Check out this cool new band..."This debut album from Swedish grindmeisters Jagerhorn looks set to mount a serious assault on the pinnacles of heavy rock. Post-Opeth heaviness and tricky time signatures are combined with the icy soundscapes of Sigur Ros resulting in a breathtaking whirl of noise and movement. The final, 17 minute-long track goes the whole hog, incorporating a choir, orchestra and a recording of an actual avalanche the band triggered whilst performing at the bottom of one of Sweden's highest snow laden mountains.
Sheer montrous heaviness. Look out below !"

Wednesday, 4 March 2009

Scrambled Eggs

Scrambled Eggs is the name of my imaginary Breakfast show, actually the 10 songs (on average) that come up on random play during my journey to work each morning. I am quite proud of the eclectic randomness.
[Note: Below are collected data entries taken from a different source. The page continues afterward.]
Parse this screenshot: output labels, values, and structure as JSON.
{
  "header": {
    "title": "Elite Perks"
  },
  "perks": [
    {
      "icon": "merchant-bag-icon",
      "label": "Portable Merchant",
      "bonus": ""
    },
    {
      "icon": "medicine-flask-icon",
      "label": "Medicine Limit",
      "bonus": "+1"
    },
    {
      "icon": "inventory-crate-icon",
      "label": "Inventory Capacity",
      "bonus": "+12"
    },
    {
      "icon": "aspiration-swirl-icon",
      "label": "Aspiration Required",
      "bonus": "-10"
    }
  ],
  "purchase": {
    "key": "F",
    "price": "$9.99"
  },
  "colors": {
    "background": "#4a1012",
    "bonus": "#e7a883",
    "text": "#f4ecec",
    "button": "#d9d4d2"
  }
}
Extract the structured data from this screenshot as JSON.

Have been amusing myself with the latest craze sweeping Facebook, namely the design-your-first album-cover game. Basically you need to:-

  • Go to Wikipedia and hit Random Article and take the names of the article. That is your band name
  • Go to Quote of the Day and get it to generate a page of random quotes. Take the last 3-5 words of the very last quote. That is your Album name
  • Go to Flickr and call up the Last 7 Days and pick the 3rd picture
  • Arrange your album in PhotoShop or similar
Here's my first effort.


The Superman/Batman Adventures are a spiky Indie band with a devoted cult following on the Isle of Sheppey. No Loss of Enthusiasm is their debut album. Unlike most Garage Bands, TSBA kept it real by recording in an actual garage, thus accounting for the background ambience of spanners, ratchets, swearing and air guns. This only adds to the prevailing atmos and general grease-under-the-fingernails vibe of the whole affair.

I have another one waiting in the wings, which I'm actually very proud of.
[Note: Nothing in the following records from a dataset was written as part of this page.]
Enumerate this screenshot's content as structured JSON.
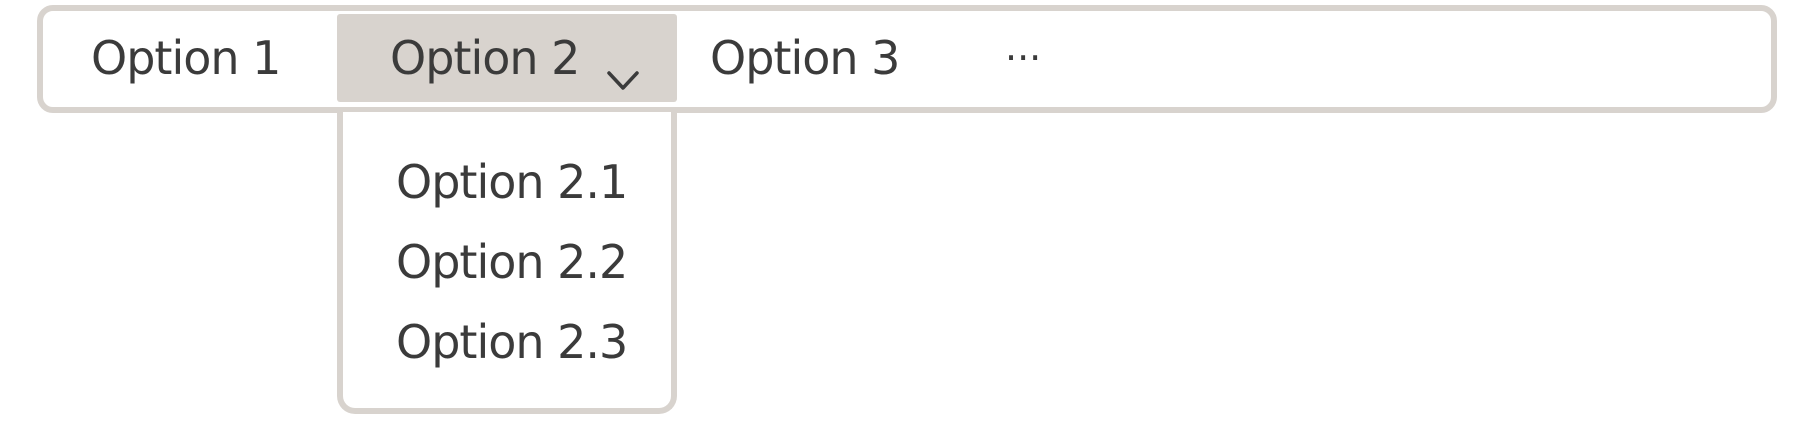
{
  "menubar": {
    "items": [
      {
        "label": "Option 1"
      },
      {
        "label": "Option 2",
        "expanded": true,
        "has_submenu": true
      },
      {
        "label": "Option 3"
      },
      {
        "label": "···"
      }
    ]
  },
  "submenu": {
    "items": [
      {
        "label": "Option 2.1"
      },
      {
        "label": "Option 2.2"
      },
      {
        "label": "Option 2.3"
      }
    ]
  },
  "colors": {
    "border": "#d8d3ce",
    "active_background": "#d8d3ce",
    "text": "#3b3b3b",
    "background": "#ffffff"
  },
  "icons": {
    "submenu_indicator": "chevron-down-icon"
  }
}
In other news, I have been alternately angry, exasperated, numb and finally profoundly disinterested in the the whole Sir Fred Goodwin affair. I've decided that the rank hypocrisy of our elected representatives, not to mention the snout-in-the trough greediness of the aforementioned gentleman is beneath my boredom threshold.

It's a little known fact that Sir Fred's initials are actually FAG and that he used to get really upset if he saw his initials as such on internal memoranda etc.